Both, global and regional chemical transport modelling have successfully included aerosol modules in recent years. Apart from scientific research questions this is motivated mainly by the implications of aerosols on human health and the radiative budget in the atmosphere. While the modelling of physical and chemical processes has improved widely, a specific problem is the timely information of special events with elevated aerosol emissions. Typically, databases show deficiencies in spatial and temporal resolution, quantitative values and their evolution over time. Irregular episodic events like fires or variable sources in transportation or vegetation cannot be modelled on this basis. Additionally, dust source region databases are typically not detailed enough in terms of spatial resolution and mineral dust size distribution. Together with uncertainties in the modelled wind and surface stress fields this results in deficiencies in modelling dust outbreaks as another class of episodic aerosol events.
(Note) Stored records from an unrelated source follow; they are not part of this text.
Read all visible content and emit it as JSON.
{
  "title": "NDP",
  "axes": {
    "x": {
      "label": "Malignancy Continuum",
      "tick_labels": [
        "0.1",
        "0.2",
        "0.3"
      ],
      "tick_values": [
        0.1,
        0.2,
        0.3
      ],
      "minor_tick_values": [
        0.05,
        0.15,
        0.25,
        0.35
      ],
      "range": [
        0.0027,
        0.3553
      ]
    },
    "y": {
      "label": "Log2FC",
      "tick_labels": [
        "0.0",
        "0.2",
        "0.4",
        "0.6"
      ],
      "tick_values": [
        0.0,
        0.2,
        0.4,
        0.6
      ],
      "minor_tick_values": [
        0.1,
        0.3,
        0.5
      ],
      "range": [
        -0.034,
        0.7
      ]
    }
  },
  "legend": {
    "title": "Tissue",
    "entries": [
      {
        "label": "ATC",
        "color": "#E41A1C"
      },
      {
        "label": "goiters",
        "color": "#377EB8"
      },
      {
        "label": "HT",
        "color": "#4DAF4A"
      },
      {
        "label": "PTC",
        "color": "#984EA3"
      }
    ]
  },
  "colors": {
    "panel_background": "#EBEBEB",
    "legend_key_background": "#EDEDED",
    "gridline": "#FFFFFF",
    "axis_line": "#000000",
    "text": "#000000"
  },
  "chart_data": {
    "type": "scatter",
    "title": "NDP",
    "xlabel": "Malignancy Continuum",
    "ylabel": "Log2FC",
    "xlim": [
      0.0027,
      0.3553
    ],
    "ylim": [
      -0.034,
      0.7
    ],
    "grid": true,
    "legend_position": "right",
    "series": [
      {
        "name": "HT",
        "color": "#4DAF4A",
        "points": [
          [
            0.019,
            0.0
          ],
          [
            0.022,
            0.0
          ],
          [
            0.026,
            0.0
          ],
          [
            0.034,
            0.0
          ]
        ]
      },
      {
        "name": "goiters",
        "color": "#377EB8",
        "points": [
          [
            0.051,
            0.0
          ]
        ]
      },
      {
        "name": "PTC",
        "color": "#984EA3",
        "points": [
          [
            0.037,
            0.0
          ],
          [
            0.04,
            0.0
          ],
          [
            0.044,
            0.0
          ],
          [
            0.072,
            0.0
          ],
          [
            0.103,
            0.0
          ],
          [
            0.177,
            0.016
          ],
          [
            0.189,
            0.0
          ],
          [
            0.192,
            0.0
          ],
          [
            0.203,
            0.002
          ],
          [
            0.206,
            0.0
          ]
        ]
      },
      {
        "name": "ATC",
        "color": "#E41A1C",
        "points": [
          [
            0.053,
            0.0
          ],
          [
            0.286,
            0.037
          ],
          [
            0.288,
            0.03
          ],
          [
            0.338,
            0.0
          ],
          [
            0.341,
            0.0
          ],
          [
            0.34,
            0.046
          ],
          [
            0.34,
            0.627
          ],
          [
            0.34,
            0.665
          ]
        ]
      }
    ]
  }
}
Modelling of aerosol particles with chemical transport models is still based mainly on static emission databases while episodic emissions cannot be treated sufficiently. Therefore, up to date measurements have to be taken into account using data assimilation methods. Ground measurements often show a confined geographical coverage which is insufficient compared to the typical horizontal aerosol source variability. Satellite-based sensors provide aerosol measurements on a regional or global scale, covering larger areas within a single overpass. To allow the use of satellite measurements, a coupling of chemical mass concentration modelling with satellite-based measurements relying on physical and optical principles has been developed.
It builds on a mapping of aerosol classes used both in observation and model space taking their optical and chemical properties into account. Refractive indices for primary organic carbon particles, anthropogenic particles, and secondary organic species have been defined. Together with a treatment of different size distributions in observations and model state, this allows transforming the background from mass concentrations into aerosol optical depths. A two-dimensional, variational assimilation is applied for component-wise aerosol optical depths. Analysis fields are assessed threefold: (1) through validation against AERONET especially in Saharan dust outbreak situations, (2) through comparison with the British Black Smoke and Sulphur Dioxide Network for soot-containing particles, and (3) through comparison with measurements of the water soluble components SO4, NH4, and NO3 conducted by the EMEP (European Monitoring and Evaluation Programme) network. Separately, for the water soluble, the soot and the mineral dust aerosol components a bias reduction and subsequent a root mean square error reduction is observed in the analysis for a test period from July to November 2003. Additionally, examples of an improved analysis during wildfire and dust outbreak situations have been demonstrated.